Thanks for tweeting link to my Forbes blog with the bull case for Facebook. It will be interesting to see if you remain a non-Facebook user. That may become, practically speaking, impossible. If trends continue very likely email will be a poor way for communicating, as people will gather most contacts via Facebook. Search may become obsolete as we depend upon referrals from those we know for information, rather than sterile math programs going through key words. Additionally, many companies are likely to stop spending money on web sites with struggling traffic in favor of Facebook pages that are cheaper, and easier to target at buyers. If you become a Facebook user your opinion about its value may well change.
I don’t think it is the technology that makes facebook valuable, but rather its enormous appeal to advertisers. They are looking for more efficient and effective way to reach buyers and build a brand, and Facebook is a good tool.
AOL could have been Fcebook. As you point out, it once was the content aggregator of choice.
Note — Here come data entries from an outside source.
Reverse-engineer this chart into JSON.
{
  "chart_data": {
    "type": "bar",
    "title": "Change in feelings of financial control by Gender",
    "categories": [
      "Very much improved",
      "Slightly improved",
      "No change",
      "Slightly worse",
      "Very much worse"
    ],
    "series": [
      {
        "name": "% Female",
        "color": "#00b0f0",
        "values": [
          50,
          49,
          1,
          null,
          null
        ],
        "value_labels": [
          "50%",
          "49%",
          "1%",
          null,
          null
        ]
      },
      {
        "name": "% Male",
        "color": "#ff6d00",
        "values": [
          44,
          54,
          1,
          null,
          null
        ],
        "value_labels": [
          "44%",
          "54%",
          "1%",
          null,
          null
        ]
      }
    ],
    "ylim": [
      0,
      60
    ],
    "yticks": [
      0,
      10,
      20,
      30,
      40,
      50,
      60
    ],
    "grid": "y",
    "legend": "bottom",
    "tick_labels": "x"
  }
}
What went wrong at AOL was an inability to migrate with the trends, do a better job of finding and pushing content and keep its user base. AOL remained stuck in its original model, and market shifts made it obsolete. Now, however, with Huffington Post AOL is rapidly changing and may make a very substantial comeback. It is definitely attracting more advertisers – but not as many as Facebook.
A virtuous circle develops when a “platform” becomes dominant. People use it because everyone else uses it, which brings business users to it and expands the uses, and users, even more. The next 5 years already look to be the years of Facebook dominance as a platform, and as revenues grow I would presume they will kick out many new products as Google and Apple have done.
For your readers who want to read my bullish case for Facebook, and recommendation to buy the IPO here’s the link http://onforb.es/yfj6YW
Thanks again!!
Hi Adam,
Thanks for dropping by my humble blog and more importantly, for leaving such a content-rich and thoughtful comment. For the record, I do have a Facebook account and have had one since the 2006 time frame. Your perspective about platform dominance and advertising from the bull case you posted this morning in Forbes has real merit and should cause any investor to seriously consider taking a position in Facebook.
Perhaps I’m seeing this from a personal perspective where Facebook is more of an annoyance than a help. I recently connected my Twitter account to share status on FB. It’s been an interesting experience in that there is more interaction per update on FB, but from a much smaller set of people.
I’ll reconsider my position in light of your perspective. It will be fun to see how this all turns out!